Dissipation
par M. Saadoune, Le Quotidien d’Oran, 25 mai 2010
Une coopération entre les rives nord et sud de la Méditerranée est nécessaire car elle est mutuellement avantageuse. Cette coopération, qui n’a pas pu se concrétiser dans le grand format de Barcelone, a moins de chance de se faire dans le format encore plus large de l’Union pour la Méditerranée.
Les propos rassurants dispensés par les chefs des diplomaties de l’Espagne, de l’Egypte et de la France servent surtout à entretenir les illusions après le rendez-vous raté du 7 juin. Les propos sont particulièrement lénifiants. L’échec manifeste – malgré les efforts de Miguel Moratinos – à tenir le sommet de l’UPM ne serait pas le signe d’une «crise» mais répondrait au seul «souci de créer des conditions meilleures pour un succès».
On ne voit pas quelles conditions pourraient apparaître d’ici la fin de l’année. Une percée sur le dossier palestinien paraît très improbable. L’Europe est, dans tous les cas de figure, hors d’état de peser sur ce dossier qui relève d’une exclusivité américaine. Vue du sud de la Méditerranée – qui n’est pas uniforme -, l’Europe n’est pas une aussi.
Dominique de Villepin, dans une intervention remarquée, a noté qu’il y avait «trois Europe» : une Europe du Nord insérée dans la mondialisation, une Europe de l’Est en croissance mais fragile, et une Europe du Sud – nos voisins – restée rétive à la mondialisation, «perçue comme une menace».
Il va de soi qu’en dehors de l’aspect politique qui consiste à pousser à la normalisation entre les Etats arabes et Israël, l’intérêt pour une relation euro-méditerranéenne équilibrée et profitable à tous faiblit à mesure que l’on s’éloigne de la grande bleue. L’UPM en Europe, hormis quelques eurodéputés tenaces, n’est pas un sujet qui suscite de l’enthousiasme. Comme au Sud, elle est devenue un domaine réservé des diplomaties.
On peut ajouter qu’avec la crise qui secoue la zone euro, l’Union européenne, qui rechignait déjà à mettre la main à la poche pour l’UPM, sera encore moins disposée. L’UPM était mal barrée dès son lancement.

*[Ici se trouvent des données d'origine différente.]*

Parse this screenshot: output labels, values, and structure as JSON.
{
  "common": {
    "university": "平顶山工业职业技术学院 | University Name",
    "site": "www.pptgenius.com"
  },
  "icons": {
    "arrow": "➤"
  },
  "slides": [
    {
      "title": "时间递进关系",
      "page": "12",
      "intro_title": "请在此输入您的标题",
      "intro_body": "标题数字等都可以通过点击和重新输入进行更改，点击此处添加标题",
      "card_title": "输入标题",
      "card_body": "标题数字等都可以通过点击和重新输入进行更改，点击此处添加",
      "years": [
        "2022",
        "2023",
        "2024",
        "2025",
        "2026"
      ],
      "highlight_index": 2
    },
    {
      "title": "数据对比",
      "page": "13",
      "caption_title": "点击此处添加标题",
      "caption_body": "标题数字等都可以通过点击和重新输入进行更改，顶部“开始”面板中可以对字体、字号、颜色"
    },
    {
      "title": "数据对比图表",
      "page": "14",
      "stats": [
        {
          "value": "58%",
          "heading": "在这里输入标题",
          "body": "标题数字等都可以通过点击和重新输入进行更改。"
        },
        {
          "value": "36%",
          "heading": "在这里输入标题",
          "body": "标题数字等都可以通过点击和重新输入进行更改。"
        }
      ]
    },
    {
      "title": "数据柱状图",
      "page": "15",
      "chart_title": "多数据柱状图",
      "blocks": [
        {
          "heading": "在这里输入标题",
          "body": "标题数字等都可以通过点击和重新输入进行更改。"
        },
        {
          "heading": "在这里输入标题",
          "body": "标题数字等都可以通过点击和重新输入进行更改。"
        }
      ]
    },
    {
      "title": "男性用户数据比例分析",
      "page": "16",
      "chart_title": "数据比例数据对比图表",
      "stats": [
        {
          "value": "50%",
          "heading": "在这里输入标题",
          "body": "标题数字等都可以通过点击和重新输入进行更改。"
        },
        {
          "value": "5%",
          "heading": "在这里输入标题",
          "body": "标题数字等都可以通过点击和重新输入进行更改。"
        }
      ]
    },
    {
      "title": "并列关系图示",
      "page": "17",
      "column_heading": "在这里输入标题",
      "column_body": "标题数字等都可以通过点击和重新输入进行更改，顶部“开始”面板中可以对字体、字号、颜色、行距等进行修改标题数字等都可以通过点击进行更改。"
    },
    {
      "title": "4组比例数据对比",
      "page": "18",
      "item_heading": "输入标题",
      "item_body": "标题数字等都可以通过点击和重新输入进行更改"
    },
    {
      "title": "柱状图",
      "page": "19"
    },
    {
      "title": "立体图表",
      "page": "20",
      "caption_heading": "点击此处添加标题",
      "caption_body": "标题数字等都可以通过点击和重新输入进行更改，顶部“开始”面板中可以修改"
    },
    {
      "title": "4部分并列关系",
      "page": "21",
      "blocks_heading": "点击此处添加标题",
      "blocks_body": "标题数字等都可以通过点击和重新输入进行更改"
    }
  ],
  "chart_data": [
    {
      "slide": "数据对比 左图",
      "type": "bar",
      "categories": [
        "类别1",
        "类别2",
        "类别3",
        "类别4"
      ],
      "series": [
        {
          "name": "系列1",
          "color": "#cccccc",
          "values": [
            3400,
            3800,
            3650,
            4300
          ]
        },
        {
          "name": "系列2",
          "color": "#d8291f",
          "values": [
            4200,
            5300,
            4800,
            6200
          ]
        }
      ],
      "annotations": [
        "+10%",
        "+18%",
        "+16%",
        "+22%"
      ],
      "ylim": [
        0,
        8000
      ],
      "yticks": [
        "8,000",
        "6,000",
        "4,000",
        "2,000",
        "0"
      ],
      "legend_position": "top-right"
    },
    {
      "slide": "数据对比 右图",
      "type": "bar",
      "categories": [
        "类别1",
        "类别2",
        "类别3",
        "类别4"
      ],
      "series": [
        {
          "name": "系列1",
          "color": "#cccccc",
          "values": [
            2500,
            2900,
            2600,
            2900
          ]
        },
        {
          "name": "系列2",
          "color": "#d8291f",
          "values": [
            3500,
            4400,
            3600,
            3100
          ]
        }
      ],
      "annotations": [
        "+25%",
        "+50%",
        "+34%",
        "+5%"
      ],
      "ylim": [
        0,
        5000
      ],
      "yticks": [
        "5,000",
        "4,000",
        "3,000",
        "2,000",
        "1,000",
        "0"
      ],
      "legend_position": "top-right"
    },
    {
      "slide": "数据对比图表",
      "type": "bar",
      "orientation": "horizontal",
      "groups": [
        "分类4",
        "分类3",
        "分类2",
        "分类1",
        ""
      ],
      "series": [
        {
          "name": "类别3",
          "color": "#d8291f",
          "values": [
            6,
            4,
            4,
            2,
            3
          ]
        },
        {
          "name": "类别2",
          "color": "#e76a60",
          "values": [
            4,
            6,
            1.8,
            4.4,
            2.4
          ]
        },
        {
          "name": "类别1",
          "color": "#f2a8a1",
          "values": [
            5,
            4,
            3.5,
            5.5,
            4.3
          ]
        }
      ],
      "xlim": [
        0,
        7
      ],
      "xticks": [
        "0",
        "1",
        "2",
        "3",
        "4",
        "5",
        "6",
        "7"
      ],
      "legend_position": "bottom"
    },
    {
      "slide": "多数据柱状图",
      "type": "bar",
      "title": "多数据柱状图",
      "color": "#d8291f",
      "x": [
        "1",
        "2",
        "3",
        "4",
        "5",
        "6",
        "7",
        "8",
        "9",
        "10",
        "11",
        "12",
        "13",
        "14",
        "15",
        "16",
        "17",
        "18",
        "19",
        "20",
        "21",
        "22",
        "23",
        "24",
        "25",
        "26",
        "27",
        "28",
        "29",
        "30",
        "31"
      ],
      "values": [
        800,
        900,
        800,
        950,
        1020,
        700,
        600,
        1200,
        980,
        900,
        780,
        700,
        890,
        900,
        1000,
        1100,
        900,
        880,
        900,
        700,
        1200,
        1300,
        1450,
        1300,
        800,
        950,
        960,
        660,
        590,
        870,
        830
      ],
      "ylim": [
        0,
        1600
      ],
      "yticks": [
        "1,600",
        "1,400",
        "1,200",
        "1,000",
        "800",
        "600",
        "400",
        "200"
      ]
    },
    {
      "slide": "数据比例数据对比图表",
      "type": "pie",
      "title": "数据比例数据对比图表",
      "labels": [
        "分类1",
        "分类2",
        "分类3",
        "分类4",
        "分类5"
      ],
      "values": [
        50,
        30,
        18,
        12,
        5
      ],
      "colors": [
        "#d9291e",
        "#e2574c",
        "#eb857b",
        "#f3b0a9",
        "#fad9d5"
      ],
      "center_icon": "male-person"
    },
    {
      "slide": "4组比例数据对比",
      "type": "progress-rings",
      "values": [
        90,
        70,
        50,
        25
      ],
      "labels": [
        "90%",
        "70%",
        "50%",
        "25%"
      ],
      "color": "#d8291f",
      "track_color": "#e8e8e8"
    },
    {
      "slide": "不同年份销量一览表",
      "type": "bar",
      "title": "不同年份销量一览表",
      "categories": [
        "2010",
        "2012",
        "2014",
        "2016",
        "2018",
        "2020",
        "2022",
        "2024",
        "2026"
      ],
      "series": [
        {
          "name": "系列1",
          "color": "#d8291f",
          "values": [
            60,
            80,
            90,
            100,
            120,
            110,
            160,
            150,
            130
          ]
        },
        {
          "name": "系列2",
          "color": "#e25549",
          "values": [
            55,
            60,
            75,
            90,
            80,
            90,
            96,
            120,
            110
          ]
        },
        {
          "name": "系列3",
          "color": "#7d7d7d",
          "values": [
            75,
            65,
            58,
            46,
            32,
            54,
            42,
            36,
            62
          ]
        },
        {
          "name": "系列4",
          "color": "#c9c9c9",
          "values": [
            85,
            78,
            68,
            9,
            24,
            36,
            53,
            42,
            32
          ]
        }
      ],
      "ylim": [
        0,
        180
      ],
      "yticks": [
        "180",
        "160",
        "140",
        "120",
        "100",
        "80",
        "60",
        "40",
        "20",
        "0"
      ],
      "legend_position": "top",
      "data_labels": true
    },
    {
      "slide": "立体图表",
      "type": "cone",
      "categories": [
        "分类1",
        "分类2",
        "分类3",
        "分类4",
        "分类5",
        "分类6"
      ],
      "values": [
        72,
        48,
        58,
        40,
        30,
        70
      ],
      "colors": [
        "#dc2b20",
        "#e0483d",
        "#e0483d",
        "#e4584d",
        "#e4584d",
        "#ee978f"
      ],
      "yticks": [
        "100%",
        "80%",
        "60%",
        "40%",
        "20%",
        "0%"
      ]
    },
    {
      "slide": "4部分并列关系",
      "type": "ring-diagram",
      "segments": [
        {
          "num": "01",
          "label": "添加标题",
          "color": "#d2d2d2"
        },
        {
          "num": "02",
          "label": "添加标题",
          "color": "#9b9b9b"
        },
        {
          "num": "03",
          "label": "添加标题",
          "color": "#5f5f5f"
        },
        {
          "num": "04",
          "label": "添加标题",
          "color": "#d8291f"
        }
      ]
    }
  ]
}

Elle devait regrouper les pays méditerranéens ; elle a été élargie excessivement et a perdu la possibilité d’être une alternative concrète à Barcelone.
MM. Moratinos, Kouchner et Aboul Gheit semblent vouloir se rassurer eux-mêmes pour se convaincre que rien n’est perdu. Ils se refusent en définitive à admettre que l’UPM ne peut pas être opérationnelle car elle tente de réunir des intérêts à la synergie peu évidente. Cela adviendra peut-être, mais dans une perspective qui n’est pas immédiate.
Ce qui fait sens par contre, c’est bien une relation entre pays de la Méditerranée occidentale. Elle existe sous la forme informelle des 5+5. Ce cadre de concertation, contrairement à la grosse UPM, a fait preuve de son efficacité, y compris dans le domaine militaire. Les liens économiques entre les pays concernés sont déjà denses. On aura aussi l’avantage de s’éloigner du blocage proche-oriental, sachant que l’Europe ne fera rien pour amener Israël à se conformer au droit international. Le 5+5 dispose de suffisamment d’atouts pour être, sur le moyen terme, l’embryon d’un partenariat euro-méditerranéen plus large. C’est ce forum qu’il faut cultiver, entretenir et conforter au lieu de se dissiper dans l’entreprise vaine de l’UPM.